宣教師の見た秀吉㉒

秀吉はフィリピンへの使者派遣と前後して台湾にも書簡を送り、日本への服属を求めていた。
この書簡には「大明国が数十万の援兵を出して朝鮮を助けたが、今や勅使を遣わして降伏を乞うてきた、南蛮、琉球も使者を派遣してきた、もし貴国も来朝しなければ、諸将に命じて征伐する」という内容であった。
ただ、台湾にはこのときまだ国家が成立しておらず、書簡を手渡す対象が特定できず、これは失敗に終わった。
ただ、フィリピン総督は日本軍がフィリピンを攻めるには台湾を経由することから、秀吉より前に台湾を確保してそこに要塞を築くべきだとスペイン国王に上申している。
相変わらず、フィリピンは秀吉を恐れていた。

秀吉は「唐・天竺・南蛮」の征服構想を抱いていた。
「天竺」とはインド、南蛮は東アジアを指すと思われるが、当時、インドはポルトガルが支配し、東アジアもポルトガル・スペインが支配しているか、これから支配を実現しようとしている地域であった。

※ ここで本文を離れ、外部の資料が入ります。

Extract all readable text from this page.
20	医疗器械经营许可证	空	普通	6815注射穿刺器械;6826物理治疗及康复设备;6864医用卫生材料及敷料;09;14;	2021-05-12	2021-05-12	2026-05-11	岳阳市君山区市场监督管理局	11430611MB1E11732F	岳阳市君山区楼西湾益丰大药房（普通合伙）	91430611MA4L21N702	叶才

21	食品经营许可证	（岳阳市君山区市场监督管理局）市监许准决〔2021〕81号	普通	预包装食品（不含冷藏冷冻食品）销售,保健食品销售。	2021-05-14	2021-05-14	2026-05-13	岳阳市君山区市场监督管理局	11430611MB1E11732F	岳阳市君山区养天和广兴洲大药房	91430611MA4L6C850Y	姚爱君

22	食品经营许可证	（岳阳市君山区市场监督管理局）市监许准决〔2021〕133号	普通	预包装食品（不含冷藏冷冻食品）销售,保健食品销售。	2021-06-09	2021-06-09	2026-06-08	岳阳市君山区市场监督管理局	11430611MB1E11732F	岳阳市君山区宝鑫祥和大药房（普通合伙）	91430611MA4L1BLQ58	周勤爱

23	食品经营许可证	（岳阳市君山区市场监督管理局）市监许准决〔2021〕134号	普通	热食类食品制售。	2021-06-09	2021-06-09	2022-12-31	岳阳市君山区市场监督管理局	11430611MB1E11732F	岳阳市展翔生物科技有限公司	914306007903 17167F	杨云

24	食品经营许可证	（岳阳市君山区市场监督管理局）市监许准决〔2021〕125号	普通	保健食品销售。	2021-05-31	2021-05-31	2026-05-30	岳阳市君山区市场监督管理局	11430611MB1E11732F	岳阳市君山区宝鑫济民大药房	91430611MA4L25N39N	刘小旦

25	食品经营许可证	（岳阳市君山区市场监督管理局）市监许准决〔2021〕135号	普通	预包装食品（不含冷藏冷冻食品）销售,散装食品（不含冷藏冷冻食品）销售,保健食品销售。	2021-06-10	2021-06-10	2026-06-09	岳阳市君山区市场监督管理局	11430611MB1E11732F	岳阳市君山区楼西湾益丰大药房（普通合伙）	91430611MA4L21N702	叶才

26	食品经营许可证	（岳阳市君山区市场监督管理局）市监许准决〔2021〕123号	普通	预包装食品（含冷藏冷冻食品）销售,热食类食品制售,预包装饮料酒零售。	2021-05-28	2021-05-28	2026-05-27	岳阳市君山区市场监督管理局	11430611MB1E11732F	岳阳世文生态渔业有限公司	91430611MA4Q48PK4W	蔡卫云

秀吉は先に送ったフィリピン総督への書簡の中で「(この書簡を)カステリア(スペイン)の王に書き送るべし。カステリアの王、遠方にあろうとも予が言を軽視すべからず」と述べていた。
要は、「秀吉が服属要求していることをスペイン国王にちゃんと伝えろ」ということである。
これに対して、フィリピン総督は秀吉に返書を遣わして、「服従のことを言っているようだが、スペイン国王は強大であり、フェリペ国王以外に従うことはない」と当然のように反発した。